The boat veered sharply toward the north shore, the weight of the pilot's body no doubt turning the wheel.

Its speed didn't slacken as it headed for the river's edge.

Bolan slowed his craft slightly to observe from a hundred yards away.

The runaway vessel raced full tilt into a vacant pier, plowing into the pilings, bursting apart with all the destructive force of a detonating bomb. The gas tank blew and fire and fury slashed the air, throwing everything into harsh red and orange illumination, hurling flaming debris, shards of wood and broken human body parts high into the air.

Grim-faced, Bolan watched the pieces of boat and human meat come pelting back down.

There would be no answers there.

The thought raced through Bolan's mind as he watched the fiery wreckage of boat and pier.

Emergency vehicles converged on the crash site from all directions.

The amplified voice from the police cruiser stabbed out in Bolan's direction next.

"You in the other boat! Stay where you are! Stand up and raise your hands or we will fire on you!"

Glancing up and down both sides of this stretch of river, he confirmed that police cars were almost everywhere.

The police vessel was between him and the lake.

He heard a loud siren from another direction. He swung his head around to check it out.

Another police craft, identical to the first, was advancing on him rapidly, this one from the direction of the river's split.

They had him boxed in.

He spun the wheel hard, slamming up on the throttle.

His boat swung in a tight turn, heading now toward the river's edge, toward lighted streets and skyscrapers piercing the night sky, his eyes scanning both directions for some sort of break in the police lines.

There did not appear to be any, but his hellground experience as a specialist in infiltration and penetration had taught him there was always a crack to slip through, all you had to do was find it.

He steered the boat to an unlighted dock with a paved walkway leading up to a large office building on Wacker Drive.

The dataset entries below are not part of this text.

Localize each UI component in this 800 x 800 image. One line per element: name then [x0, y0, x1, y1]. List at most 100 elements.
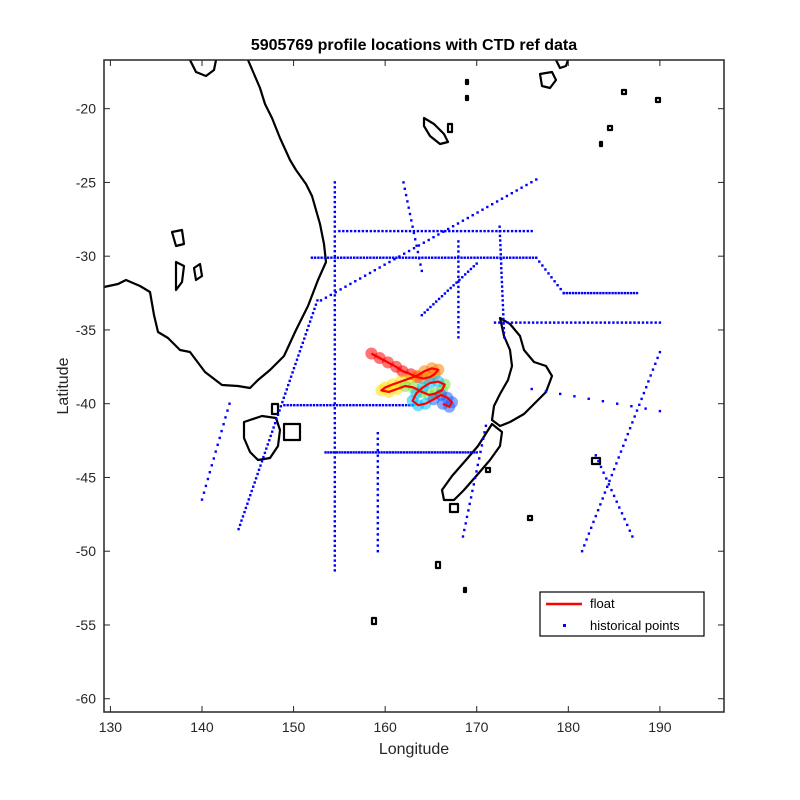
historical-point: [515, 321, 518, 324]
historical-point: [333, 387, 336, 390]
coastline-nz-south: [440, 422, 504, 502]
historical-point: [502, 313, 505, 316]
coastline-islet-a: [464, 78, 470, 86]
historical-point: [459, 229, 463, 233]
historical-point: [322, 404, 326, 407]
historical-point: [422, 451, 425, 454]
historical-point: [435, 300, 438, 303]
historical-point: [467, 229, 471, 233]
historical-point: [342, 229, 345, 233]
historical-point: [335, 404, 339, 407]
historical-point: [310, 256, 314, 259]
historical-point: [398, 404, 401, 407]
historical-point: [610, 473, 613, 477]
historical-point: [568, 291, 571, 295]
historical-point: [440, 295, 444, 298]
historical-point: [472, 451, 476, 454]
historical-point: [479, 450, 482, 454]
historical-point: [447, 451, 450, 454]
historical-point: [288, 379, 291, 383]
historical-point: [654, 362, 657, 365]
historical-point: [442, 451, 445, 454]
historical-point: [520, 186, 523, 189]
historical-point: [388, 404, 391, 407]
historical-point: [594, 514, 597, 518]
historical-point: [571, 291, 575, 295]
historical-point: [339, 404, 342, 407]
historical-point: [307, 324, 310, 327]
historical-point: [385, 256, 388, 259]
historical-point: [333, 254, 336, 258]
historical-point: [447, 256, 450, 259]
historical-point: [468, 502, 471, 506]
historical-point: [404, 229, 408, 233]
historical-point: [448, 229, 451, 233]
historical-point: [620, 291, 623, 295]
historical-point: [501, 308, 505, 311]
historical-point: [395, 256, 398, 259]
historical-point: [375, 256, 379, 259]
historical-point: [525, 256, 528, 259]
historical-point: [433, 451, 436, 454]
historical-point: [309, 404, 312, 407]
coastline-east-islet: [484, 466, 492, 474]
historical-point: [486, 256, 489, 259]
historical-point: [366, 451, 369, 454]
historical-point: [253, 481, 256, 484]
historical-point: [466, 270, 470, 273]
historical-point: [333, 304, 336, 307]
legend-float-label: float: [590, 596, 615, 611]
historical-point: [346, 229, 349, 233]
historical-point: [214, 450, 217, 453]
historical-point: [333, 480, 336, 484]
historical-point: [464, 273, 467, 276]
historical-point: [583, 544, 586, 547]
legend-historical-label: historical points: [590, 618, 680, 633]
y-tick-label: -35: [76, 322, 96, 338]
historical-point: [385, 229, 388, 233]
historical-point: [333, 417, 336, 420]
historical-point: [501, 290, 504, 293]
historical-point: [333, 490, 336, 493]
historical-point: [412, 229, 416, 233]
x-tick-label: 160: [373, 719, 397, 735]
historical-point: [633, 415, 636, 418]
historical-point: [453, 256, 457, 259]
y-axis: -20 -25 -30 -35 -40 -45 -50 -55 -60: [76, 101, 724, 707]
historical-point: [592, 520, 595, 524]
historical-point: [314, 303, 318, 306]
historical-point: [333, 245, 336, 248]
legend-historical-swatch: [563, 624, 566, 627]
historical-point: [289, 375, 293, 378]
historical-point: [279, 405, 283, 408]
historical-point: [596, 509, 600, 512]
historical-point: [416, 250, 420, 254]
historical-point: [360, 451, 364, 454]
historical-point: [515, 189, 518, 192]
legend: float historical points: [539, 591, 705, 637]
historical-point: [359, 256, 362, 259]
coastline-campbell: [526, 514, 534, 522]
historical-point: [397, 451, 400, 454]
historical-point: [333, 520, 336, 523]
historical-point: [376, 460, 379, 463]
historical-point: [500, 262, 503, 265]
historical-point: [455, 451, 459, 454]
historical-point: [392, 256, 395, 259]
historical-point: [206, 477, 210, 481]
coastline-islet-d: [620, 88, 628, 96]
historical-point: [341, 451, 344, 454]
historical-point: [333, 554, 336, 557]
historical-point: [470, 256, 473, 259]
historical-point: [271, 430, 274, 433]
historical-point: [479, 229, 482, 233]
historical-point: [343, 256, 346, 259]
historical-point: [452, 284, 455, 287]
historical-point: [380, 451, 383, 454]
historical-point: [333, 456, 336, 459]
historical-point: [252, 485, 255, 488]
historical-point: [437, 233, 440, 236]
historical-point: [493, 321, 497, 324]
historical-point: [463, 229, 467, 233]
historical-point: [376, 437, 379, 440]
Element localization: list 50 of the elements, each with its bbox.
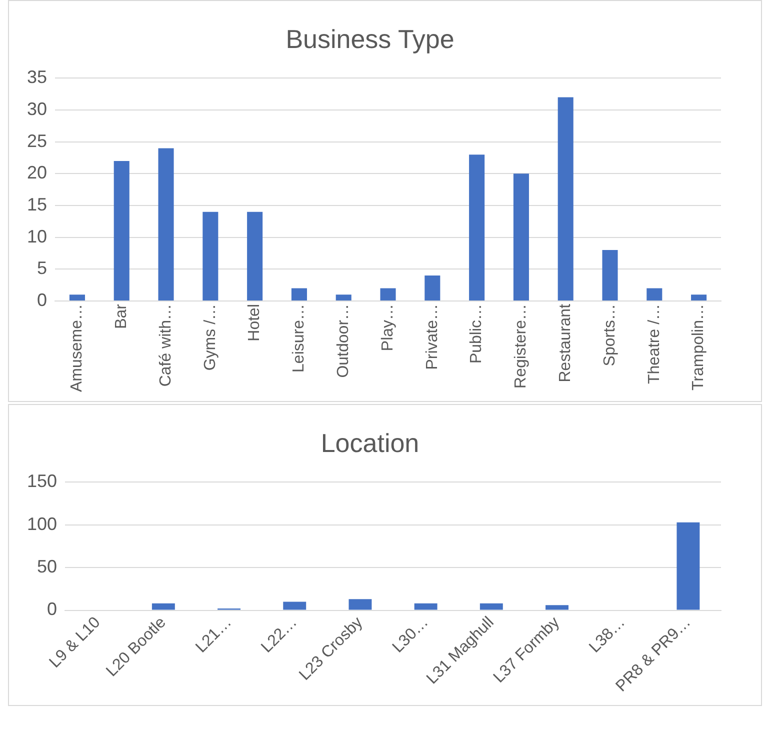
bar	[380, 288, 396, 300]
x-tick-label: Gyms /…	[202, 304, 219, 371]
y-tick-label: 150	[26, 471, 58, 492]
x-tick-label: Trampolin…	[690, 304, 708, 391]
bar	[336, 294, 352, 300]
bar	[291, 288, 307, 300]
x-tick-label: Café with…	[157, 304, 174, 387]
bar	[158, 148, 174, 300]
bar	[646, 288, 662, 300]
bar	[602, 250, 618, 300]
x-tick-label: Sports…	[601, 304, 618, 366]
y-tick-label: 35	[26, 67, 48, 88]
bar	[480, 603, 503, 610]
chart-title: Business Type	[286, 24, 454, 54]
x-tick-label: Public…	[468, 304, 486, 364]
bar	[414, 603, 438, 610]
y-tick-label: 0	[37, 290, 48, 310]
bar	[247, 212, 263, 300]
y-tick-label: 100	[26, 514, 58, 534]
x-tick-label: Amuseme…	[68, 304, 86, 392]
y-tick-label: 20	[26, 162, 48, 183]
bar	[424, 276, 440, 300]
x-tick-label: Restaurant	[557, 303, 574, 382]
y-tick-label: 15	[26, 194, 48, 214]
bar	[114, 160, 130, 300]
x-tick-label: Theatre /…	[646, 304, 663, 384]
x-tick-label: Leisure…	[290, 304, 308, 372]
y-tick-label: 25	[26, 130, 48, 151]
bar	[546, 605, 568, 610]
y-tick-label: 10	[26, 226, 48, 246]
bar	[676, 522, 700, 610]
x-tick-label: Outdoor…	[335, 304, 352, 378]
bar	[348, 599, 372, 610]
x-tick-label: Hotel	[246, 304, 264, 342]
bar	[202, 212, 218, 300]
bar	[469, 154, 485, 300]
y-tick-label: 30	[26, 98, 48, 119]
bar	[152, 603, 175, 610]
x-tick-label: Bar	[113, 303, 130, 329]
bar	[691, 294, 707, 300]
y-tick-label: 50	[37, 556, 58, 577]
bar	[69, 294, 85, 300]
y-tick-label: 5	[37, 258, 48, 278]
bar	[513, 174, 529, 300]
chart-title: Location	[320, 428, 420, 458]
x-tick-label: Private…	[424, 304, 441, 370]
bar	[283, 602, 306, 610]
bar	[558, 97, 574, 300]
x-tick-label: Play…	[379, 304, 396, 352]
x-tick-label: Registere…	[512, 304, 530, 388]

He leaped out of the craft.

Uniformed officers came running toward him from both directions, yelling at him to halt.

He plucked a smoke grenade from the combat webbing on the blacksuit and tossed it into their midst.

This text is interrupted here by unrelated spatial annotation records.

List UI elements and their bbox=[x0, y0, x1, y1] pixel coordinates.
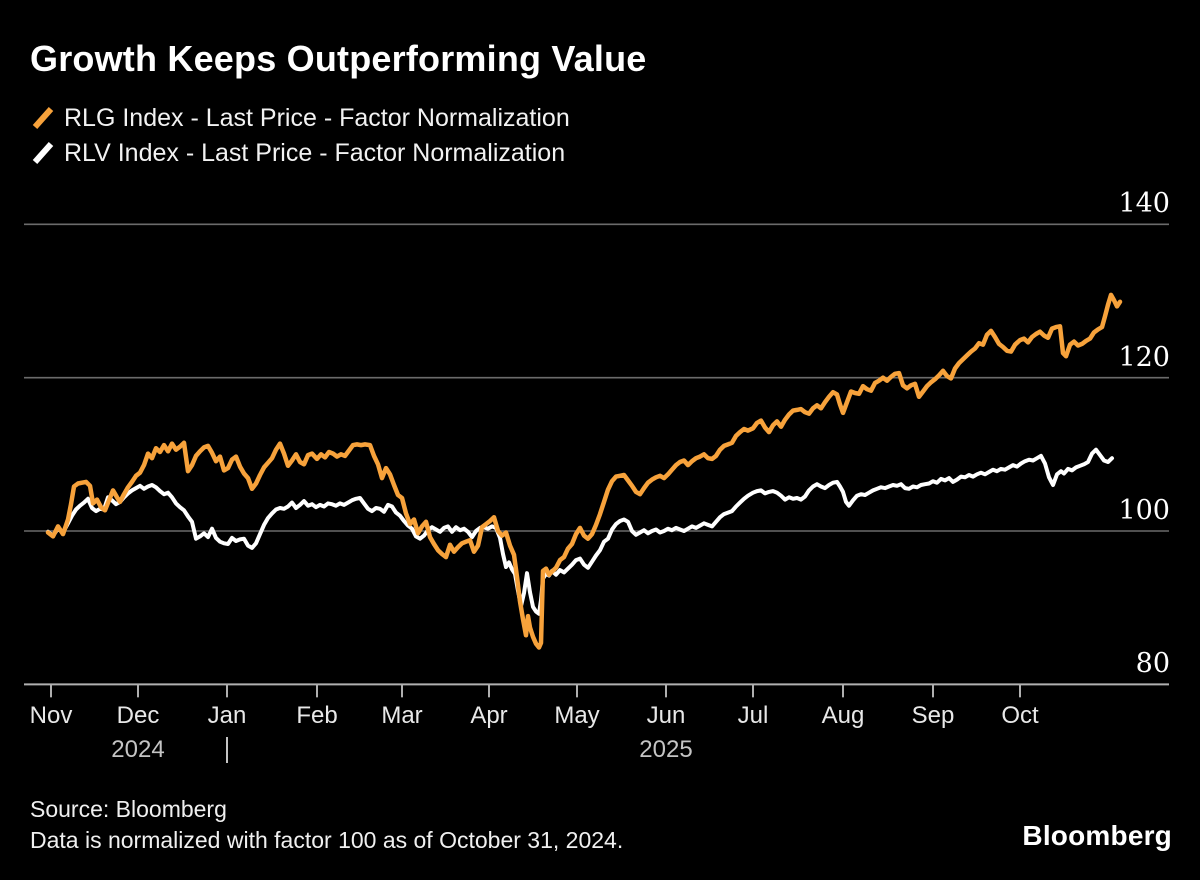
month-label-jun: Jun bbox=[646, 702, 686, 729]
rlv-slash-icon bbox=[32, 142, 54, 164]
month-label-nov: Nov bbox=[29, 702, 73, 729]
month-label-jan: Jan bbox=[207, 702, 247, 729]
source-line: Source: Bloomberg bbox=[30, 796, 227, 822]
month-label-sep: Sep bbox=[911, 702, 955, 729]
y-tick-label-100: 100 bbox=[1118, 495, 1170, 526]
rlg-series-line bbox=[45, 292, 1123, 650]
month-label-jul: Jul bbox=[737, 702, 769, 729]
legend-label-rlg: RLG Index - Last Price - Factor Normaliz… bbox=[64, 103, 570, 132]
legend-label-rlv: RLV Index - Last Price - Factor Normaliz… bbox=[64, 138, 566, 167]
year-label-2024: 2024 bbox=[111, 736, 165, 763]
month-label-may: May bbox=[554, 702, 600, 729]
y-tick-label-140: 140 bbox=[1118, 188, 1170, 220]
month-label-oct: Oct bbox=[1001, 702, 1039, 729]
y-tick-label-80: 80 bbox=[1135, 648, 1170, 680]
year-label-2025: 2025 bbox=[639, 736, 693, 763]
rlg-slash-icon bbox=[32, 107, 54, 129]
page-title: Growth Keeps Outperforming Value bbox=[30, 38, 647, 79]
month-label-aug: Aug bbox=[821, 702, 865, 729]
bloomberg-logo: Bloomberg bbox=[1022, 820, 1172, 851]
legend-item-rlg: RLG Index - Last Price - Factor Normaliz… bbox=[30, 103, 570, 133]
legend-item-rlv: RLV Index - Last Price - Factor Normaliz… bbox=[30, 138, 565, 168]
rlv-series-line bbox=[46, 447, 1114, 616]
month-label-mar: Mar bbox=[381, 702, 423, 729]
month-label-feb: Feb bbox=[296, 702, 338, 729]
month-label-apr: Apr bbox=[470, 702, 508, 729]
normalization-note: Data is normalized with factor 100 as of… bbox=[30, 827, 624, 853]
month-label-dec: Dec bbox=[116, 702, 160, 729]
year-divider-bar bbox=[226, 737, 228, 763]
y-tick-label-120: 120 bbox=[1118, 341, 1170, 373]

The knot of cops flattened when they saw the object flying toward them.

The grenade spewed out its thick smoke as it bounced across the ground.

Bolan swung the other way, jogging almost directly toward another group of officers who started spreading out in different directions for cover when they saw the big man in black loping toward them.

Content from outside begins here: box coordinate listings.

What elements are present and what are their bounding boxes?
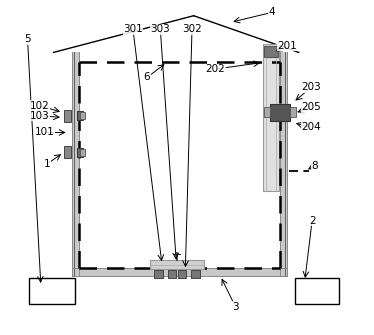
Text: 6: 6 [144, 72, 150, 82]
Text: 302: 302 [182, 24, 202, 34]
Bar [72, 268, 287, 276]
Bar [154, 270, 163, 278]
Text: 204: 204 [301, 123, 321, 132]
Bar [191, 270, 200, 278]
Text: 101: 101 [34, 128, 54, 137]
Text: 3: 3 [232, 302, 239, 312]
Text: 4: 4 [269, 7, 275, 17]
Bar [72, 52, 79, 276]
Text: 201: 201 [277, 41, 297, 51]
Bar [28, 278, 75, 304]
Text: 301: 301 [123, 24, 143, 34]
Bar [150, 260, 204, 269]
Text: 5: 5 [24, 34, 31, 44]
Text: 103: 103 [30, 111, 49, 121]
Bar [289, 108, 295, 118]
Text: 2: 2 [309, 216, 315, 226]
Bar [264, 46, 278, 57]
Bar [280, 52, 287, 276]
Text: 203: 203 [301, 82, 321, 92]
Text: 303: 303 [150, 24, 170, 34]
Text: 102: 102 [30, 101, 49, 111]
Bar [178, 270, 186, 278]
Bar [168, 270, 176, 278]
Text: 202: 202 [205, 64, 225, 74]
Bar [64, 110, 71, 122]
Bar [64, 146, 71, 158]
Bar [80, 113, 85, 119]
Bar [80, 149, 85, 156]
Bar [264, 108, 270, 118]
Text: 1: 1 [43, 159, 50, 169]
Bar [295, 278, 339, 304]
Bar [263, 44, 279, 191]
Text: 8: 8 [311, 161, 318, 171]
Bar [270, 104, 289, 121]
Bar [77, 112, 83, 120]
Text: 205: 205 [301, 103, 321, 113]
Bar [77, 148, 83, 157]
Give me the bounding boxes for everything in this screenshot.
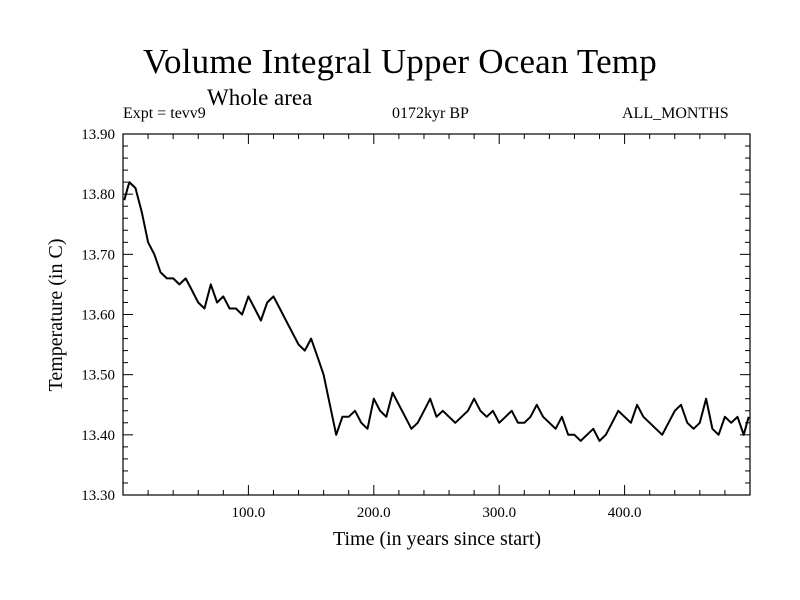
y-tick-label: 13.90 xyxy=(81,127,115,143)
y-axis-label: Temperature (in C) xyxy=(45,239,67,392)
x-tick-label: 200.0 xyxy=(357,505,391,521)
x-tick-label: 100.0 xyxy=(232,505,266,521)
months-label: ALL_MONTHS xyxy=(622,105,729,122)
chart-subtitle: Whole area xyxy=(207,85,313,110)
x-tick-label: 300.0 xyxy=(482,505,516,521)
temperature-series-line xyxy=(123,181,750,442)
x-tick-label: 400.0 xyxy=(608,505,642,521)
axis-tick-labels: 100.0 200.0 300.0 400.0 13.30 13.40 13.50 13.60… xyxy=(81,127,641,521)
y-tick-label: 13.60 xyxy=(81,308,115,324)
x-axis-label: Time (in years since start) xyxy=(333,528,541,550)
plot-frame xyxy=(122,133,751,496)
chart-title: Volume Integral Upper Ocean Temp xyxy=(143,42,657,81)
axis-ticks xyxy=(122,133,751,496)
y-tick-label: 13.50 xyxy=(81,368,115,384)
y-tick-label: 13.70 xyxy=(81,247,115,263)
experiment-label: Expt = tevv9 xyxy=(123,105,206,122)
y-tick-label: 13.80 xyxy=(81,187,115,203)
y-tick-label: 13.30 xyxy=(81,488,115,504)
period-label: 0172kyr BP xyxy=(392,105,469,122)
y-tick-label: 13.40 xyxy=(81,428,115,444)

The cop in the lead stopped in his tracks and swung up his service revolver.

"Stop!"

Bolan's heart was trip-hammering against his rib cage. He heard coughing behind him. He glanced over his shoulder without slowing his pace.

Several policemen from the first group staggered out of the smoke cloud, coughing, rubbing at their eyes.

One of those cops unleashed a shot at Bolan.

The slug screamed close by over his head.

Too close.

One of the second group of officers took a nosedive as he heard the bullet whipping by, even though it didn't hit anything.

"Dammit, hold your fire!" The strident command came from the cop who had ordered Bolan to freeze. "You might hit one of our guys!"

Bolan had been counting on this.

He sprinted for a nearby office building, its many windows dark at this hour except for the lobby and back entrance onto the terrace fronting the river.

The walls of this skyscraper were smoked glass, with a double door in the middle of the first floor.

Bolan headed for the parking lot on the far side of the building.

If he could get hold of a car...

He heard the police pounding after him.

The night was alive with shouts and movement, the occasional innocent bystander scurrying out of his way. The sounds of more sirens barreled toward him from all sides beyond the building.

This time they had him boxed in tighter than along Lakeshore Drive.

These would be some of the same men, he reasoned, and they would be out in full force, for blood...

* * *

He gained the parking lot with those cops no more than seventy-five yards behind him.

Mack Bolan looked around wildly. The odds were against him finding an unlocked vehicle. He ducked between two cars and crouch-walked along the row of autos until he came to the last car. It was parked closest to the wall that bordered the lot.